It’s time to reset priorities

The one-size-fits-all cut applied to the Snohomish County budget last week is, as County Council member John Koster said, “a lousy way to manage the budget.” He got no argument from Council Chairman Dave Gossett, who warned that more pain is likely next year in the face of falling tax revenues.

Departments across county government are being asked to slice their budgets by nearly 2.6 percent to make up for a shortfall of $3.6 million and to keep cash reserves from running too low.

It’s a rational move in the middle of a budget cycle, but not a strategy that can continue into the next one. And Koster’s point is valid: It’s necessary now because difficult decisions were put off last year.

With revenues expected to remain flat, and annexations lowering the population in unincorporated areas, the county budget must be reduced to a “new normal.” Elected leaders are going to have to weigh the necessity of every service county government provides, eliminating functions that aren’t essential or otherwise mandated by law.

Some departments, such as courts, the jail, elections and the assessor, don’t have their workload reduced by annexations. Others, including the Sheriff’s Office, are left with less territory to cover. The recent annexations in Marysville and Lake Stevens, for example, took more than 30,000 residents out of the sheriff’s service area. It’s not unreasonable, over time, to expect a commensurate reduction in jobs.

District court probation officers are being laid off in this round of cuts, which will mean less guidance for defendants into needed treatment programs. When that’s happening, it’s hard to justify funding Washington State University extension programs and senior centers. Which is the greater priority?

A more surgical approach is needed moving forward. Departments that are carrying non-essential or redundant positions, including the Executive’s Office and the County Council, should be planning for life without them. Services that aren’t required by law should be cut back or eliminated. Citizens already put off about waiting longer for some services, or going elsewhere for them, will have to get used to it.

Furloughs can serve their purpose in a budget emergency, but we’re past that. For the county, the new normal will be smaller.

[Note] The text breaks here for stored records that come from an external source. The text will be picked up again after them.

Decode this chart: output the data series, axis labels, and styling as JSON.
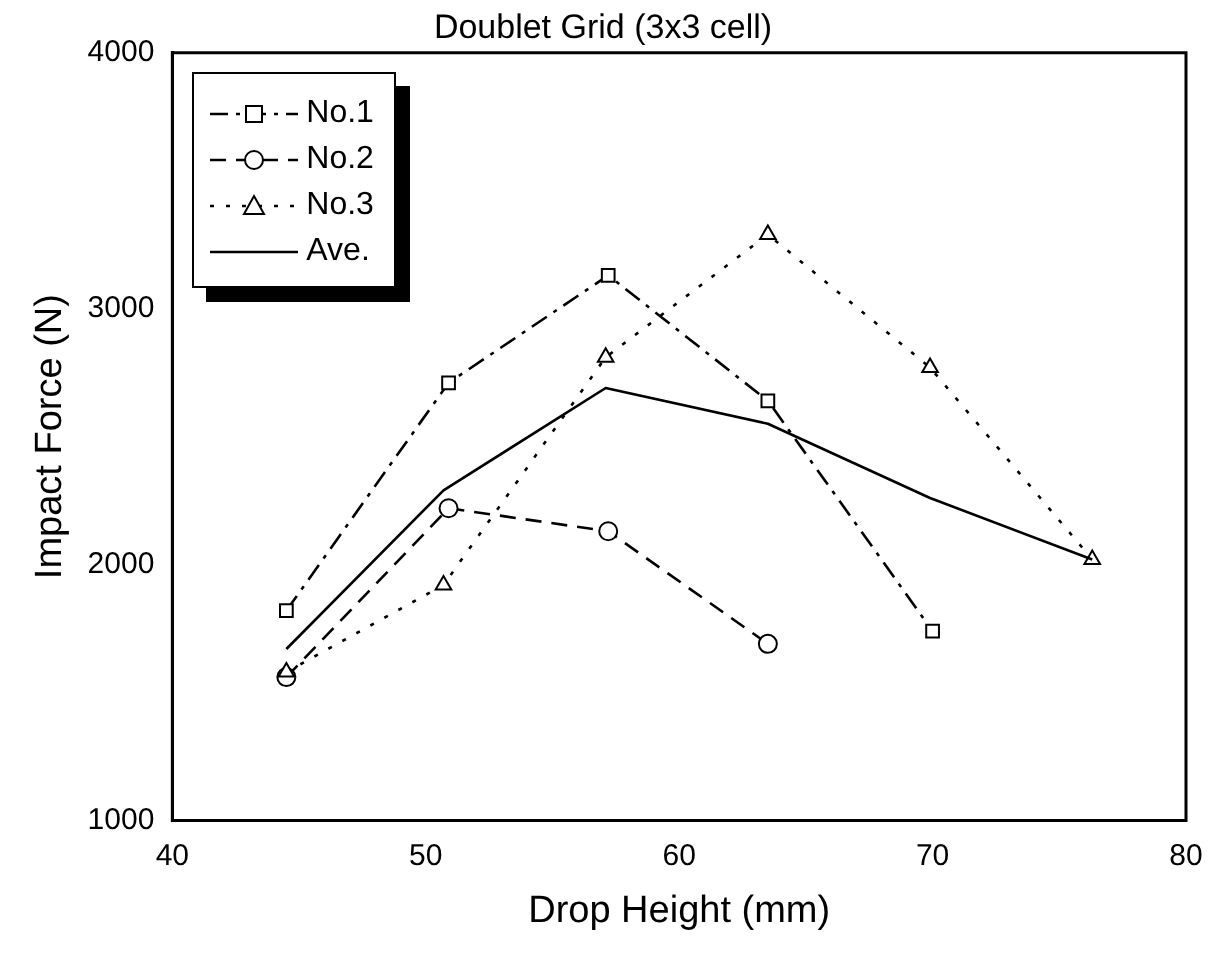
{
  "chart_data": {
    "type": "line",
    "title": "Doublet Grid (3x3 cell)",
    "xlabel": "Drop Height (mm)",
    "ylabel": "Impact Force (N)",
    "xlim": [
      40,
      80
    ],
    "xticks": [
      40,
      50,
      60,
      70,
      80
    ],
    "ylim": [
      1000,
      4000
    ],
    "yticks": [
      1000,
      2000,
      3000,
      4000
    ],
    "grid": false,
    "legend": "top left",
    "series": [
      {
        "name": "No.1",
        "color": "#000000",
        "marker": "square",
        "line_style": "dashdot",
        "x": [
          44.5,
          50.9,
          57.2,
          63.5,
          70.0
        ],
        "values": [
          1820,
          2710,
          3130,
          2640,
          1740
        ]
      },
      {
        "name": "No.2",
        "color": "#000000",
        "marker": "circle",
        "line_style": "dashed",
        "x": [
          44.5,
          50.9,
          57.2,
          63.5
        ],
        "values": [
          1560,
          2220,
          2130,
          1690
        ]
      },
      {
        "name": "No.3",
        "color": "#000000",
        "marker": "triangle",
        "line_style": "dotted",
        "x": [
          44.5,
          50.7,
          57.1,
          63.5,
          69.9,
          76.3
        ],
        "values": [
          1580,
          1920,
          2810,
          3290,
          2770,
          2020
        ]
      },
      {
        "name": "Ave.",
        "color": "#000000",
        "marker": "none",
        "line_style": "solid",
        "x": [
          44.5,
          50.7,
          57.1,
          63.5,
          69.9,
          76.3
        ],
        "values": [
          1670,
          2290,
          2690,
          2550,
          2260,
          2020
        ]
      }
    ]
  }
}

Denial and delay won’t change that eventuality, but it will prolong the pain and uncertainty.

Across-the-board cuts don’t make for effective government. Objective priority setting does. It’s hard, thankless work, and in this case will require courageous leadership, sacrifice and probably a lot of sleepless nights.

Done right, it will result in a county government with a clearer mission that citizens can count on. That’s what leaders are elected to deliver.